The U.S. Fish and Wildlife Service (Service) announced Friday that it is formally evaluating whether to list a number of species as threatened or endangered under the Endangered Species Act of 1973 (ESA). The Service issued its 90-day finding on ten petitions to list, delist, or reclassify species under the ESA filed by several non-governmental organizations and private individuals.  

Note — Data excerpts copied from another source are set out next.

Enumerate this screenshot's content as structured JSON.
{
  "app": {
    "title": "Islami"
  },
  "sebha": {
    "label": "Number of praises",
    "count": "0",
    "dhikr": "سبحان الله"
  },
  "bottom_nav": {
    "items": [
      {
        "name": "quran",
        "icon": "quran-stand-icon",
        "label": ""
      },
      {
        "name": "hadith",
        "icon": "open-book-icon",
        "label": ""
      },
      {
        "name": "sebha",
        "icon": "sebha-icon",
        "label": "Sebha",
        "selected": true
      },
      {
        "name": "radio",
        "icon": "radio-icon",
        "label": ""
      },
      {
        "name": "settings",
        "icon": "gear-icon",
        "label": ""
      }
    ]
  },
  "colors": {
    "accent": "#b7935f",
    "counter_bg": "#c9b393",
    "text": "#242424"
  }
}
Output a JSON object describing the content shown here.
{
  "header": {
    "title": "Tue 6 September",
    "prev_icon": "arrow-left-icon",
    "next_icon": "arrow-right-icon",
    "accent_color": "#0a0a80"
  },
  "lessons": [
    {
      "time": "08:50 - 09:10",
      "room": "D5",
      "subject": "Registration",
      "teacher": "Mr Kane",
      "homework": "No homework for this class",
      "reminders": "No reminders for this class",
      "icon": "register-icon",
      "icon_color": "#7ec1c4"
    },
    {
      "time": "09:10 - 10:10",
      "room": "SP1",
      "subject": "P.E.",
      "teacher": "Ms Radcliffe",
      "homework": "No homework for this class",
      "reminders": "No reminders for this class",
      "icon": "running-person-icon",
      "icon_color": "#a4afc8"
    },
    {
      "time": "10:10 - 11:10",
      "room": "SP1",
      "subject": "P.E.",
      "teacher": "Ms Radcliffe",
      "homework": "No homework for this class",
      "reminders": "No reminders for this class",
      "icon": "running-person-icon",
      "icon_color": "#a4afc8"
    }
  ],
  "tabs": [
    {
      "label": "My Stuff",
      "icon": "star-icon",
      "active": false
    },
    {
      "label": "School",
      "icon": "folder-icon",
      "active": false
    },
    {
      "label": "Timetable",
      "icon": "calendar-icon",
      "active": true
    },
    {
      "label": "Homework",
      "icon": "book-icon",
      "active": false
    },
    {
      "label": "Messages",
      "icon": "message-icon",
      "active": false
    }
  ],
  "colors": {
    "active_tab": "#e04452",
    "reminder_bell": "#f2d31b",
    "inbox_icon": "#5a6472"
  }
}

The Service concluded that the petitions provided “substantial scientific or commercial information” that action may be warranted to list eight new species as threatened or endangered under the ESA, including the Clear Lake hitch, Mojave shoulderband snail, relict dace, San Joaquin Valley giant flower-loving fly, Western pond turtle, yellow-cedar, Egyptian tortoise, and long-tailed chinchilla. The Service also found that action may be warranted to change the classification of the Northern spotted owl to endangered and to delist the golden conure. The proposed changes could affect species and their habitat in California, Nevada, Washington, Oregon, and Alaska.
 
The Service is initiating a 12-month status review during which it will solicit scientific and commercial data and other information on each of the species from governmental agencies, Native American tribes, the scientific community, industry, and other interested parties. The deadline for submitting information is 9 June 2015.

As part of its analysis, the Service will also identify critical habitat for any species for which the Service determines that listing is warranted. 

After the status review is complete, the Service will issue its 12-month finding on the petitions, which will address whether the listing, delisting, or reclassification is warranted.